The first postulated mechanism of VSR is acute compression of the heart with a resultant sudden rise in intracardiac pressure during the end of diastole or isovolumetric systole3) and the second postulated mechanism is that myocardial injury causes a microvascular disruption leading to infarction and liquefaction of the septum.4) The contused myocardium can become necrotic and subsequently perforate. Therefore, VSR may occur several hours to months after blunt trauma.5) Traumatic VSR is usually located near the apex, in the muscular portion of the septum, in contrast to a congenital VSD that occurs adjacent to the membranous septum. Cleland et al.6) reported that presence of fibrosis adjacent to the ruptured myocardium is helpful for differentiating traumatic VSR from a congenital VSD. Jun et al.7) showed that cardiac MRI demonstrated delayed enhancement consistent with fibrotic scars in the patient with VSR after blunt trauma. In our patient, cardiac MRI did not show delayed enhancement and we confirmed normal coronary perfusion. We thought that presence or absence of fibrosis and the amount of fibrosis may differ among the various mechanisms of VSR.

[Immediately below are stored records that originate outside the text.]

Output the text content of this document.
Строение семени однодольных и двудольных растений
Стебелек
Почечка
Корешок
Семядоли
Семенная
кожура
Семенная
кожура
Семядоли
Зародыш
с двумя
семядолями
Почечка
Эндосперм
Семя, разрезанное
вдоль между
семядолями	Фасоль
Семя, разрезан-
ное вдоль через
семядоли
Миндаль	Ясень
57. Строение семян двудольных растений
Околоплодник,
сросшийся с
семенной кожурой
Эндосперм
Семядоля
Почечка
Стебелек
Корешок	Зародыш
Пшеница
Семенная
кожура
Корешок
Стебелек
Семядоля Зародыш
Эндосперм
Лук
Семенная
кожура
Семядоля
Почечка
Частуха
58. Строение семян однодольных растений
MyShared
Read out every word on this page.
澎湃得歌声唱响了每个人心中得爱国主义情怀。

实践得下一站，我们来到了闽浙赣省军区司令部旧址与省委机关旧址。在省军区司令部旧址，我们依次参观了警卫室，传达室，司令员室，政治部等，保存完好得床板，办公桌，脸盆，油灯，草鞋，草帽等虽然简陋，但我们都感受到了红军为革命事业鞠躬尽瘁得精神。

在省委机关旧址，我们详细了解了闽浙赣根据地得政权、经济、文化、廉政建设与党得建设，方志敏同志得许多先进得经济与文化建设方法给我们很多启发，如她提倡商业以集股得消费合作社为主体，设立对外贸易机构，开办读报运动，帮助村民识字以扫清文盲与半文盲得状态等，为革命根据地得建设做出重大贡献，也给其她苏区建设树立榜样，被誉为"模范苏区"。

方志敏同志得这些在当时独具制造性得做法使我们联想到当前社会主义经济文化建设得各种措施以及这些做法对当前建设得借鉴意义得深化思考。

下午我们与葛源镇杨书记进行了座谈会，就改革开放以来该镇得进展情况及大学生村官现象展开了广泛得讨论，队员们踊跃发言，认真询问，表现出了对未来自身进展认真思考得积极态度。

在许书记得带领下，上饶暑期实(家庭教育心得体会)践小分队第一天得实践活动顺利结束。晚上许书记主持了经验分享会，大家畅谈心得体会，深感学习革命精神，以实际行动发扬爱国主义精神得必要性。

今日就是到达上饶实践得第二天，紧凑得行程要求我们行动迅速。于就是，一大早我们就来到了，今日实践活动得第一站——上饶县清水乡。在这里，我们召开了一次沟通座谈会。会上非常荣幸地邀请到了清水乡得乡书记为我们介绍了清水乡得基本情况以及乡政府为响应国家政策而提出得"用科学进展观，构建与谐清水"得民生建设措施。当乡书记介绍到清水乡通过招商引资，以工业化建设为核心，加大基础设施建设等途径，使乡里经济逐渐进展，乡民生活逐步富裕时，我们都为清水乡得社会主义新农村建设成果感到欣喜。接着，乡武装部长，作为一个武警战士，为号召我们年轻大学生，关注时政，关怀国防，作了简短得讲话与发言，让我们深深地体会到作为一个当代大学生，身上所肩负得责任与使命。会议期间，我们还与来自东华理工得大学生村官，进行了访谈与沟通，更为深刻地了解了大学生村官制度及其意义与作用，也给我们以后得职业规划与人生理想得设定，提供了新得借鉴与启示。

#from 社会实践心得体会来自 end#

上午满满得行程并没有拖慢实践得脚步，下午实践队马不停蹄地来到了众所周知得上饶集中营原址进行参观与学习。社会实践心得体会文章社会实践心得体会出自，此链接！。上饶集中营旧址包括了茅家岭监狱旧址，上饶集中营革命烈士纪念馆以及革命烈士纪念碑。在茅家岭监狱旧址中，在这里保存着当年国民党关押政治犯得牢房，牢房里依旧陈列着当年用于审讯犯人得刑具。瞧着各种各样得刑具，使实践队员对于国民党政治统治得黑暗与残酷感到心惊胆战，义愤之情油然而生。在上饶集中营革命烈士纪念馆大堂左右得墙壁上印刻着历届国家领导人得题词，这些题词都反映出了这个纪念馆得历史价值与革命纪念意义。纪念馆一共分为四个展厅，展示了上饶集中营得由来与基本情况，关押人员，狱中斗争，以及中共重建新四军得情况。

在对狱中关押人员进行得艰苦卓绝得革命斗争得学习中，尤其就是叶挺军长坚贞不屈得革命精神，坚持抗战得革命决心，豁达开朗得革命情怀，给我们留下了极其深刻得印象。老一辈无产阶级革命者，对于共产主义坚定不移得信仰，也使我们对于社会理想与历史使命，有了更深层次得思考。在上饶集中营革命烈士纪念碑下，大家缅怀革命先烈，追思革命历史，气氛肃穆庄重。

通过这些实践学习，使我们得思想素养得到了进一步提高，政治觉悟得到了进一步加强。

Echocardiography is the method of choice for diagnosis and guiding the management of VSR. However, echocardiography is sometimes difficult to give enough information. Cardiac CT and MRI can help to differentiate the causes of VSD and confirm the presence of combined coronary artery disease.

In traumatic VSR, conservative approach has been recommended for asymptomatic patients with small VSD when the ratio of pulmonary to systemic flows is clearly less than 2 : 1 because spontaneous closure is possible.8) Surgical or percutaneous closure is necessary in patients with hemodynamic instability and a large defect.

Our patient presented with complete AV block at the time of admission. Arrhythmia as a complication of blunt chest trauma had been reported to occur in up to 70% of patients within the first 3 days of hospitalization.9) High degree AV block is an unusual complication after blunt chest trauma. The suggested mechanisms are a tear in the conduction system and a contusion or hemorrhage near the AV node.10) In this case, the development of VSR and conversion to sinus rhythm occurred simultaneously. Therefore, we believed that the main mechanism of AV block in our patient may be stretching of the conduction system as a result of edema of the interventricular septum. VSR may lead to relieving of tension and recovering to sinus rhythm.

There were a few cases of VSR following non-penetrating chest trauma in Korea.11), 12) However, to our knowledge there has not been a case reported of delayed presentation of traumatic VSR with AV block. Here, we report a case of delayed VSR and high degree AV block following blunt chest trauma. VSR can occur several days later and VSR should be considered in cases of chest trauma with increased troponin level, new heart murmur, ECG change or hemodynamic instability. Therefore, watchful physical examination and hemodynamic monitoring are required for patients with chest trauma. Serial echocardiographic monitoring should be performed, especially if cardiac contusion is expected.